ATİLA SERTEL (İzmir) - Öncelikle bu TİGEM'in, teşekkülün zarardan kurtulması ve Sayın Genel Müdürün çok açıklıkla beyan ettiği geçmişten gelen ve faiz borcunu kapatmaya yönelik destek istemesinin, TİGEM'in de üretim içerisinde bulunmasından kaynaklanan ve Sayın Genel Müdürün verdiği cevaplarda "Tarım sektörünün en önemli girdilerinden olan sertifikalı tohum ve üstün vasıflı damızlık üretim maliyetleri düşürülerek piyasaya daha uygun fiyatlarla arz edilmesi sağlanacak, ülkemiz tarım sektörüne sunduğu hizmetlerde etkinliğin artırılması için duyulan altyapı yatırımları, öz kaynaklar finanse edilebilecek, serbest piyasa koşullarında gerçek kârlılığı belirlenerek sektör içerisinde performansı gerçekçi olarak ölçüşebilecek ve ülkemizde sertifikalı tohum ve damızlık piyasa fiyatlarının belirlenmesinde etkin rol üstlenecek." demesine rağmen bu öneri gündemden çıkarıldı. TİGEM'in söz bu konusu tarımsal destekleme ödemelerinden yararlanmasının uygun olmayacağına ilişkin konuda Ahmet Kaya arkadaşımızla beraber görüş belirttik; Sayın Mevlüt Bey de, Yasin Bey de sermaye artırımından söz ettiler. KİT Komisyonunun işi değil sermaye artırımı. Bu konuda yetkili bakanlıklar ve onlar sorumlu. Yani KİT Komisyonu bu konuda bir öneri getirir mi, getirmez mi? Getirebilir ama bu önerinin de bir hükmü yoktur çünkü bakanlıklar bunu uygun görür, görmez; o konuda yetki kendilerinindir. Ama -bir an önce- TİGEM'in geçmişte yaptığı zarar nedeniyle faiz sarmalına düşmesinin getirdiği zorluk ortadayken TİGEM'e niye oylarınızla destek vermediniz, niye izlemede bırakmadınız? Bunu anladım, bunu özellikle söylüyorum.

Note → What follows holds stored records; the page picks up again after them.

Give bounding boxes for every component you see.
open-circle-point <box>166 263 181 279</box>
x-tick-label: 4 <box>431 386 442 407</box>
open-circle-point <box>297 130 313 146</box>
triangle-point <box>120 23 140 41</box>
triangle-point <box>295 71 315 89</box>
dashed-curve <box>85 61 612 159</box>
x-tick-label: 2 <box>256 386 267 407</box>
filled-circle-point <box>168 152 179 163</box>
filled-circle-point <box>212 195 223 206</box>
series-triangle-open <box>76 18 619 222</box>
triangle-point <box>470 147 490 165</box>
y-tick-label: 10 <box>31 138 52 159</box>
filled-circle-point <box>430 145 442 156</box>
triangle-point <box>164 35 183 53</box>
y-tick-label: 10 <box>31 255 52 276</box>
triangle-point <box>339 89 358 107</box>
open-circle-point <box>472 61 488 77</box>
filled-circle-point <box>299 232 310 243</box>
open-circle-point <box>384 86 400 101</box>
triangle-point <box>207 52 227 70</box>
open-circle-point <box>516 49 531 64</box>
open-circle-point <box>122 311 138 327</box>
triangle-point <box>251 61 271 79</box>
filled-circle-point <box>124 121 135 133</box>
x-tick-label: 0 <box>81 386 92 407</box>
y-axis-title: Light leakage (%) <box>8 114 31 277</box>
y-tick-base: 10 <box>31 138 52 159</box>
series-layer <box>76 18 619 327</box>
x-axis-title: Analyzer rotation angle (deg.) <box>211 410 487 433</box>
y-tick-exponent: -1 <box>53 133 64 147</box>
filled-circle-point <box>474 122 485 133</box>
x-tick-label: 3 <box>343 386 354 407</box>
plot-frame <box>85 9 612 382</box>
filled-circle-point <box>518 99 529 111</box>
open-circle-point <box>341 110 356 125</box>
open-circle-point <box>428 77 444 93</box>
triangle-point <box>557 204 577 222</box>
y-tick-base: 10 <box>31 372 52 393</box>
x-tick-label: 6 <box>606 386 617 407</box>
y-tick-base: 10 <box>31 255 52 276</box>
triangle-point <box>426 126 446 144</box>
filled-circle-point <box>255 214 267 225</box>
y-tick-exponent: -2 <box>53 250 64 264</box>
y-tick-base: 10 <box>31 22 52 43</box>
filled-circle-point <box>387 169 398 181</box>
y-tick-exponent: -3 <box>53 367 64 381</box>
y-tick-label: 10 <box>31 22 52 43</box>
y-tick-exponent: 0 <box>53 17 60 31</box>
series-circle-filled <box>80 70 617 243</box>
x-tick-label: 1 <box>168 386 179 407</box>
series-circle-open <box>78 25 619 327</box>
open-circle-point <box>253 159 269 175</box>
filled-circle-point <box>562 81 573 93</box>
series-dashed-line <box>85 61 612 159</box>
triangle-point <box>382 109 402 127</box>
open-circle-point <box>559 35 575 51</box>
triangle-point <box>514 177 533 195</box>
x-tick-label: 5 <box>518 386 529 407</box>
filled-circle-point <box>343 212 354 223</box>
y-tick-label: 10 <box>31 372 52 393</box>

Şimdi, Sayın Genel Müdürün çabaları ve uğraşıları noktasında, son dönemde TİGEM'in çıkışlarındaki zararların önlenmesine yönelik faaliyetlerinde şahsen beni ve arkadaşlarımı memnun ettiğini ve KİT'lerin aslında çok kâr etmese de üreticiye destek veren, ülkeye yararlı işler yapan ama bunları yaparken de har vurup harman savurmayan bir yapı içerisinde olması da çok önemli. Ama "Kaynağı nereye harcayacağız, kaynağı nereye yönelteceğiz?" noktasında bu ülkede yaşanan sıkıntılar var. Birine 10 milyonluk makam arabası da verebiliyorsunuz bu ülkede, TİGEM gibi bir kuruluşa böyle kredi desteğini verip "Gel kardeşim, sen faizden kurtul." demiyoruz; böyle bir ülkeyiz biz. Bunu anlamak mümkün değil. Yani kaynaklar nasıl değerlendiriliyor, nasıl çarçur ediliyor? Bu ülkede hep beraber yaşıyoruz ama beni asıl üzen, arkadaşlarımı asıl üzen durum şudur: Biz KİT'lerde, komisyonlarda özellikle eleştirilerimizi yaparken bile "Yapıcı olsun ve daha iyiye nasıl gider?" diye düşünen, okuyan, araştıran insanlarız ve o noktada da beraber yaşadığımız bu ülkemizde "Eleştirilerimize de acaba nasıl katkı koyarız?" onu da düşünüyoruz. Ama bizim hazmedemediğimiz tek nokta şudur: Çarçur, israf, KİT'i yönetiyormuş gibi yapıp cebini dolduran insanlar falan olduğu zaman, tabii, insan hâliyle sert eleştiriler de yöneltebiliyor. Ben size gerçekten teşekkür ediyorum Sayın Genel Müdürüm. Başında da söylemiştim, kadınların elinin değdiği kurumların çoğalmasını temenni ediyorum.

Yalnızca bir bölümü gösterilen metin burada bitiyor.